Glaube und Religion sind Ansichten oder Meinungen bzw. eher noch Bedürfnisse um sich im Leben besser zurecht zu finden und um Antworten zu erhalten. Man kann also Liebe und Glaube/Religion nicht vergleichen. Sie dienen einem völlig anderen Sinn und sind grundverschieden.

Liebe ist eine Notwendigkeit, sie dient dem Arterhalt. Viele Spezies wären ohne Liebe längst ausgestorben, darunter alle Säugetiere und Vögel. Ohne Liebe würden sich Eltern zum Beispiel nicht um ihren Nachwuchs kümmern.

Der Mensch kann aufgrund seines komplexen Gehirns vielleicht darüber nachdenken, aber im Prinzip sind die Vorgänge im Gehirn bei Säugetieren gleich. da ist es egal, ob sich eine Maus um ihre Babys kümmert, eine Hündin um ihre Welpen oder eine Menschenfrau um ihr Baby.

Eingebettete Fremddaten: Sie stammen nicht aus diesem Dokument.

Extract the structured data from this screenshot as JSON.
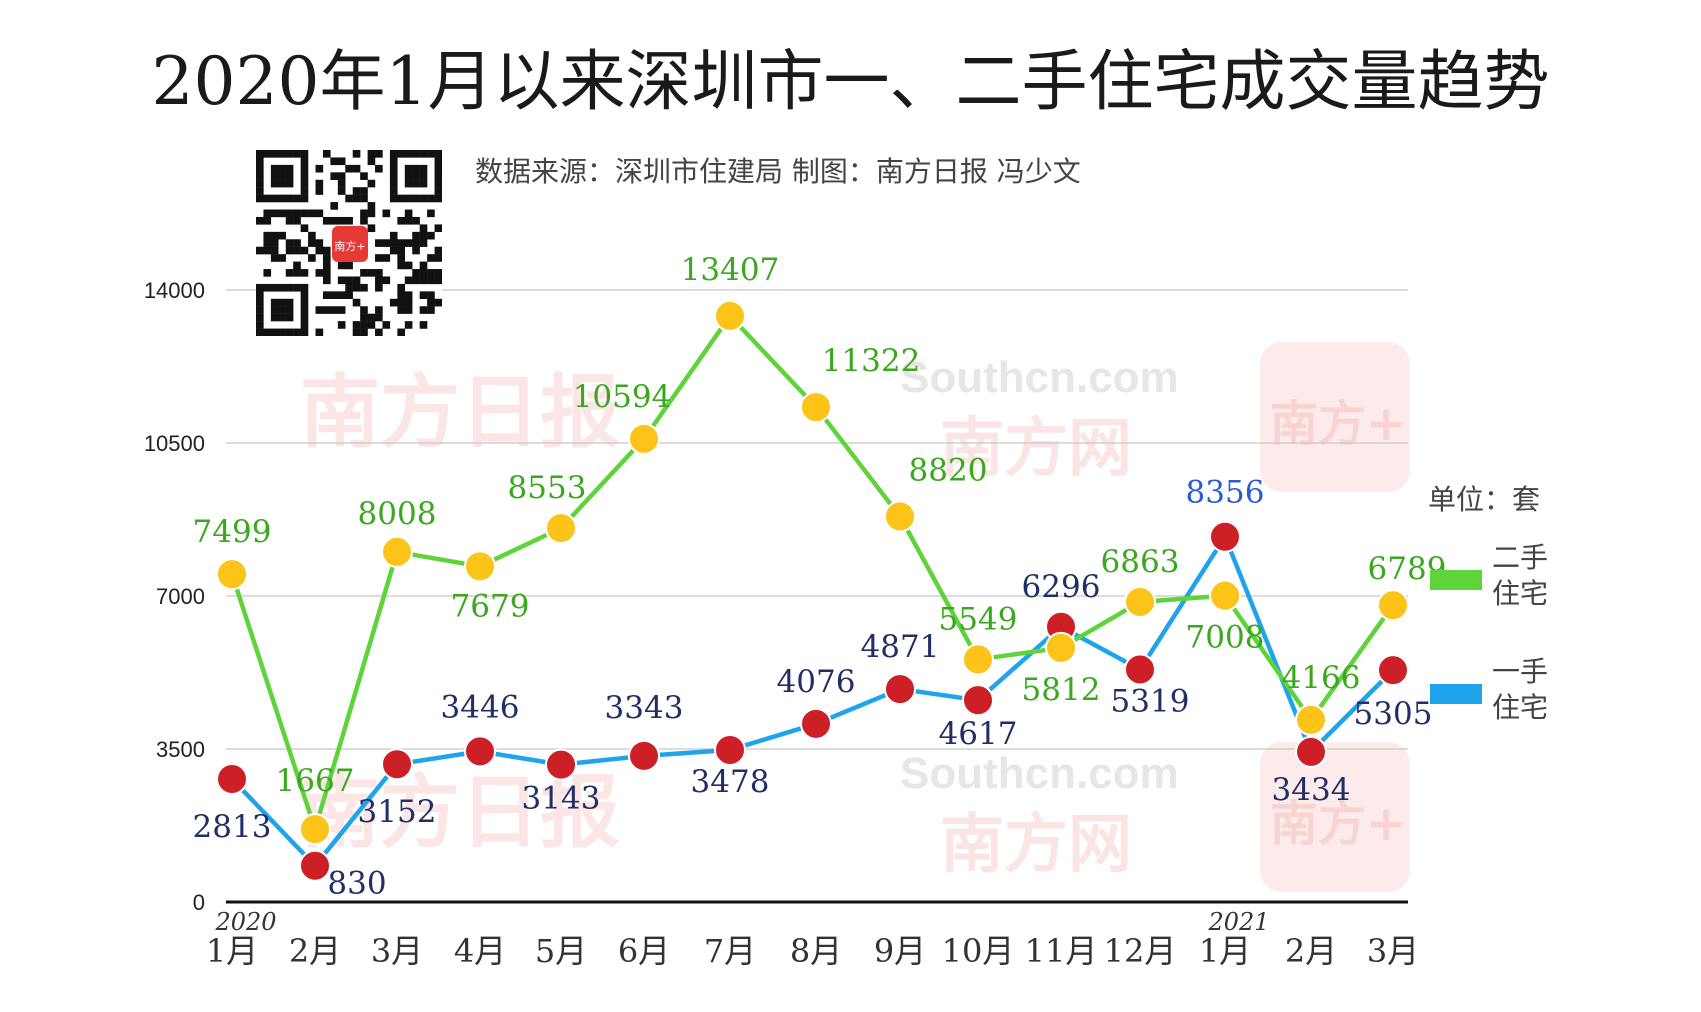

Bestimmte Botenstoffe und Instinkte sorgen für das Brutpflegeverhalten. Dieses muss nicht erlernt werden, es geschieht von ganz alleine.

Bei Religion ist das anders. Religiosität ist erlernt. Religiosität basierte in jedem Fall den ich untersuchen konnte auf Irrtümern, Fehlschlüssen, Fehlinformation.

Ich hoffe doch sehr, dass ich von mir nahestehenden Menschen mehr und anders geliebt werde als von meinem Hund.

In den Fällen, die du untersucht hast, mögen Unwissenheit und Fehlinformationen vorliegen, weil eben nichts erlernt wurde.

Wenn Religiösität erlernt ist, frage ich mich, warum Menschen zum Glauben kommen, die bisher in atheistischem Umfeld erzogen und gelebt haben. Allein hier bei GF  ist mir das zumindest schon zweimal passiert. Bin ich jetzt ein Indoktrineur? Ich würde eher sagen, die Leute sind zum Nachdenken gekommen, denn Glaube ist ohne Vernunft nicht denkbar.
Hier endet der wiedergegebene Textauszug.